Più avanti Gesù invierà nuovamente i discepoli a preparare da mangiare. Nel cenacolo, con lo stesso gesto interiore di benedizione e con lo sguardo rivolto al cielo, Gesù dà se stesso nel pane e nel vino, poco prima della sua Passione (cfr. Mt 26, 17-27). Il Signore materializza il suo immenso amore in due tipi di cibo modesti, e in tal modo assicura la sua presenza sulla terra sino alla fine dei tempi, come anticipo del banchetto del cielo. Grazie a quell’amore nascosto nel pane e nel vino, presente nel tabernacolo dei centri dell’Opera, le numerarie ausiliari proteggono lo spirito di famiglia, mettono in rilievo il valore unico di ogni persona e insegnano al mondo a costruire relazioni di affetto, di servizio e di sostegno.
Elvira Lorenzo
[1] Catechismo della Chiesa Cattolica, n. 764.
[2] Papa Francesco, Angelus, 10-VI-2018.
[3] San Josemaría, Omelia, 2-X-1968.
[4] Beato Álvaro del Portillo, Intervista sul fondatore dell’Opus Dei, Ares, cap. 6, “Famiglia & milizia”.
[5] Beato Álvaro del Portillo, Lettera pastorale, 24-I-1990, n. 44.
[6] Cfr. San Josemaría, Carta 36, n. 33.
[7] Mons. F. Ocáriz, Lettera pastorale, 28-X-2020, n. 14. Il corsivo è anche nell’originale.

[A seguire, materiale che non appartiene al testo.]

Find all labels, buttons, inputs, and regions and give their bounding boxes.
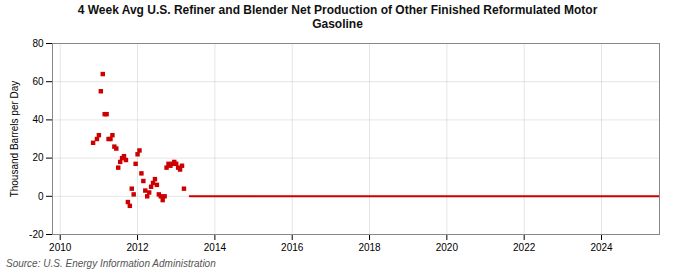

[8] Cfr. Ibid., n. 13 e n. 22.
[9] Cfr. Ibid., n. 15.
[10] San Josemaría, Carta 36, n. 62.
[11] Mons. J. Echevarría, Lettera pastorale, 23-X-2005, p. 6.
[12] “Riflessioni sull’Amministrazione nell’Opus Dei: ricchezze e prospettive”, in Romana, n. 72, 2021.
[13] Mons. F. Ocáriz, Lettera pastorale, 28-X-2020, n. 17.
[14] Papa Francesco, Lettera apostolica Patris corde, n. 7.
[15] Mons. F. Ocáriz, Lettera pastorale, 28-X-2020, n. 8.